Achtsamkeit & Bildung

Die wahre Entdeckungsreise liegt nicht darin, neue Länder zu erkunden, sondern die Wirklichkeit mit neuen Augen zu sehen.

Marcel Proust

Was ist Achtsamkeit?

Achtsamkeit ist die deutsche Übersetzung des zentralen frühbuddhistischen Begriffs „Sati“ (sanskrit: smrti; pali: sati), der auch mit Bewusstsein oder Gewahrsein übersetzt werden kann, Erinnerung oder Nichtvergessen – die englische Übersetzung ist Mindfulness.

Vor allem geht es jedoch um die Praxis der Achtsamkeit. Achtsamkeitspraxis ist ein Weg der direkten Erfahrung, und kann mittels verschiedener Techniken geübt werden. Formal gibt es verschiedene Meditationspraktiken, wie die achtsame Betrachtung des eigenen Atems oder achtsame Bewegungsübungen (z.B. Yoga oder Tai Chi).

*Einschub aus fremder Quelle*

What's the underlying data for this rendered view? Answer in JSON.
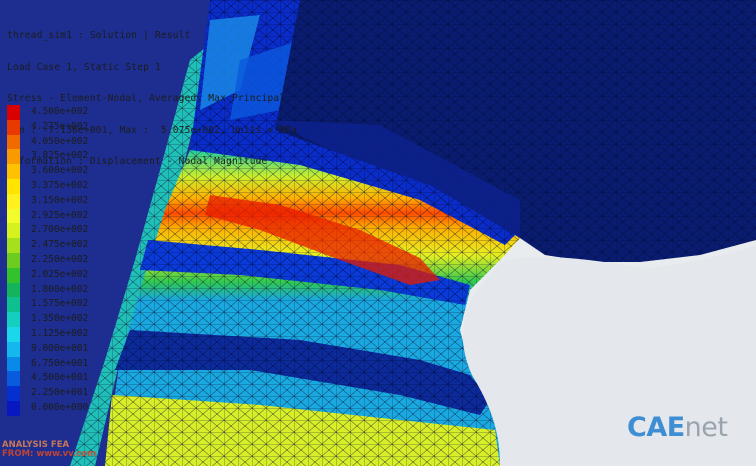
{
  "info_lines": [
    "thread_sim1 : Solution | Result",
    "Load Case 1, Static Step 1",
    "Stress - Element-Nodal, Averaged, Max Principal",
    "Min : -7.136e+001, Max :  5.075e+002, Units = MPa",
    "Deformation : Displacement - Nodal Magnitude"
  ],
  "legend": {
    "labels": [
      "4.500e+002",
      "4.275e+002",
      "4.050e+002",
      "3.825e+002",
      "3.600e+002",
      "3.375e+002",
      "3.150e+002",
      "2.925e+002",
      "2.700e+002",
      "2.475e+002",
      "2.250e+002",
      "2.025e+002",
      "1.800e+002",
      "1.575e+002",
      "1.350e+002",
      "1.125e+002",
      "9.000e+001",
      "6.750e+001",
      "4.500e+001",
      "2.250e+001",
      "0.000e+000"
    ],
    "colors": [
      "#d80000",
      "#e83a00",
      "#f06a00",
      "#f89a00",
      "#ffc200",
      "#ffe400",
      "#fff21c",
      "#f2fb2c",
      "#d6f21e",
      "#a6e01c",
      "#6ccc20",
      "#34c22c",
      "#14b45c",
      "#0ec090",
      "#14cfc0",
      "#1ad8ea",
      "#14b8ee",
      "#0a8ae8",
      "#0a5ade",
      "#0430d0",
      "#0818c0"
    ]
  },
  "watermark": {
    "line1": "ANALYSIS FEA",
    "line2": "FROM: www.vv.com"
  },
  "logo": {
    "c_part": "CAE",
    "n_part": "net"
  }
}
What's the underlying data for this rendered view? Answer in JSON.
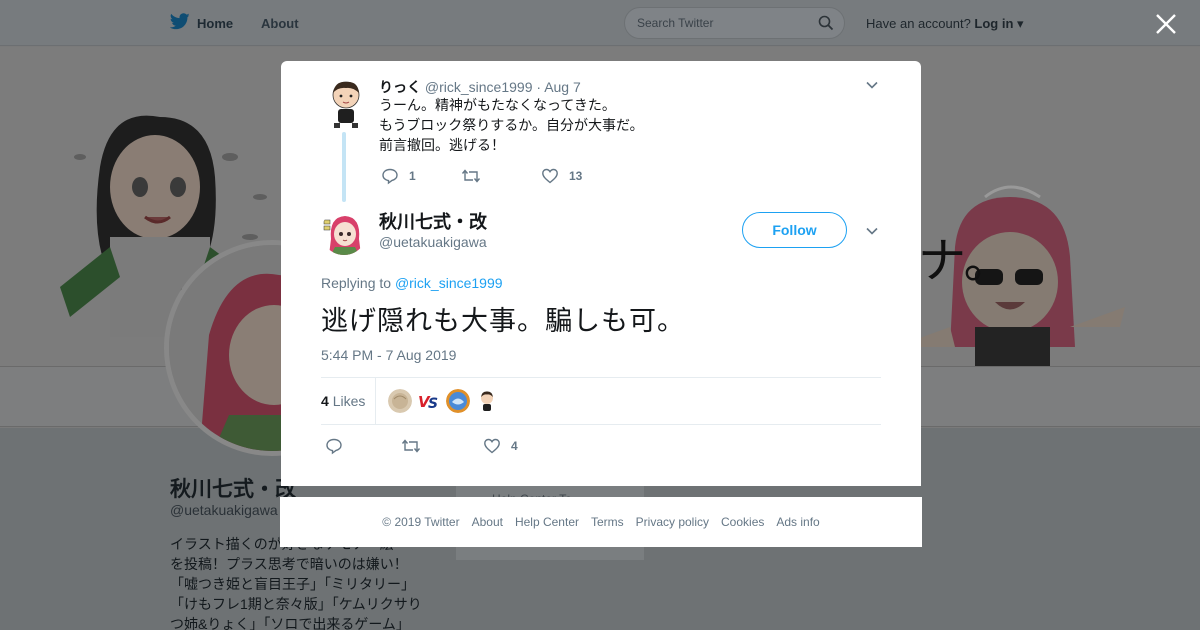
{
  "topnav": {
    "home_label": "Home",
    "about_label": "About",
    "search_placeholder": "Search Twitter",
    "account_prompt": "Have an account?",
    "login_label": "Log in"
  },
  "background_profile": {
    "name": "秋川七式・改",
    "handle": "@uetakuakigawa",
    "bio_lines": [
      "イラスト描くのが好きなケモナー絵",
      "を投稿！プラス思考で暗いのは嫌い！",
      "「嘘つき姫と盲目王子」「ミリタリー」",
      "「けもフレ1期と奈々版」「ケムリクサり",
      "つ姉&りょく」「ソロで出来るゲーム」"
    ],
    "help_card_text": "Help Center  Te"
  },
  "parent_tweet": {
    "name": "りっく",
    "handle": "@rick_since1999",
    "separator": "·",
    "date": "Aug 7",
    "lines": [
      "うーん。精神がもたなくなってきた。",
      "もうブロック祭りするか。自分が大事だ。",
      "前言撤回。逃げる！"
    ],
    "reply_count": "1",
    "like_count": "13"
  },
  "main_tweet": {
    "name": "秋川七式・改",
    "handle": "@uetakuakigawa",
    "follow_label": "Follow",
    "replying_prefix": "Replying to",
    "replying_to": "@rick_since1999",
    "text": "逃げ隠れも大事。騙しも可。",
    "timestamp": "5:44 PM - 7 Aug 2019",
    "likes_number": "4",
    "likes_label": "Likes",
    "action_like_count": "4"
  },
  "footer": {
    "copyright": "© 2019 Twitter",
    "links": [
      "About",
      "Help Center",
      "Terms",
      "Privacy policy",
      "Cookies",
      "Ads info"
    ]
  },
  "colors": {
    "accent": "#1da1f2",
    "secondary_text": "#657786",
    "thread_line": "#c4e4f5",
    "overlay_bg": "#7a7a7a"
  }
}
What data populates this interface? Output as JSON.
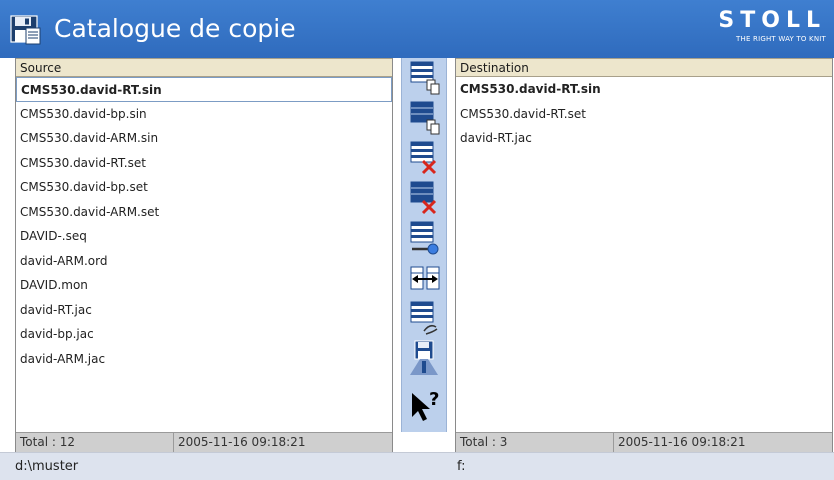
{
  "window": {
    "title": "Catalogue de copie"
  },
  "brand": {
    "name": "STOLL",
    "tagline": "THE RIGHT WAY TO KNIT"
  },
  "source": {
    "header": "Source",
    "files": [
      "CMS530.david-RT.sin",
      "CMS530.david-bp.sin",
      "CMS530.david-ARM.sin",
      "CMS530.david-RT.set",
      "CMS530.david-bp.set",
      "CMS530.david-ARM.set",
      "DAVID-.seq",
      "david-ARM.ord",
      "DAVID.mon",
      "david-RT.jac",
      "david-bp.jac",
      "david-ARM.jac"
    ],
    "total": "Total : 12",
    "date": "2005-11-16 09:18:21",
    "path": "d:\\muster"
  },
  "destination": {
    "header": "Destination",
    "files": [
      "CMS530.david-RT.sin",
      "CMS530.david-RT.set",
      "david-RT.jac"
    ],
    "total": "Total : 3",
    "date": "2005-11-16 09:18:21",
    "path": "f:"
  },
  "toolbar": {
    "icons": [
      "copy-selected-icon",
      "copy-all-icon",
      "delete-selected-icon",
      "delete-all-icon",
      "key-protect-icon",
      "swap-panes-icon",
      "refresh-convert-icon",
      "save-disk-icon",
      "help-pointer-icon"
    ]
  },
  "colors": {
    "titlebar": "#2f6bbd",
    "toolbar": "#bcd0ec",
    "header": "#ede6cc",
    "footer": "#cfcfcf",
    "accent_red": "#d8261c"
  }
}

Achtsamkeit wird auch als Fähigkeit beschrieben die sich systematisch entwickeln lässt, wobei sie im Grunde bereits als Anlage in jedem Menschen vorhanden ist, und somit eine Art natürliche Kompetenz darstellt. Das Kultivieren von Achtsamkeit wiederum bereitet den Boden für die Entwicklung weiterer hilfreicher Qualitäten (wie Offenheit, freundliches Interesse, Freude, Konzentration, Gelassenheit oder Mitgefühl). Das Ziel von Achtsamkeit ist die geistige Befreiung.

Der Achtsamkeitseffekt…

Achtsamkeit wirkt positiv auf verschiedene Ebenen von Gesundheit, Wohlbefinden und Kognition. Wissenschaftliche Studien der letzten Jahre kamen zu zahlreichen sehr ermutigenden Ergebnissen. So zeigt Achtsamkeit eine gesundheitsfördernde Wirkung auf physiologische Variablen wie Blutdruck, Cortisolspiegel und Immunsystem, verbessert die Aufmerksamkeits- & Selbstregulation, sowie die Stressverarbeitung und führt zu einem gesteigertem Wohlbefinden. Aufgrund dieser Ergebnisse werden Achtsamkeitsprogramme nicht nur im klinischen Bereich, sondern auch im Rahmen betrieblicher Gesundheitsförderung angewendet, und seit kurzem auch in der Bildung – denn das Erlernen der Fähigkeit Achtsamkeit gilt als Grundlage für eine umfassende Bildung – und als Mittel einer umfassenden Pädagogik.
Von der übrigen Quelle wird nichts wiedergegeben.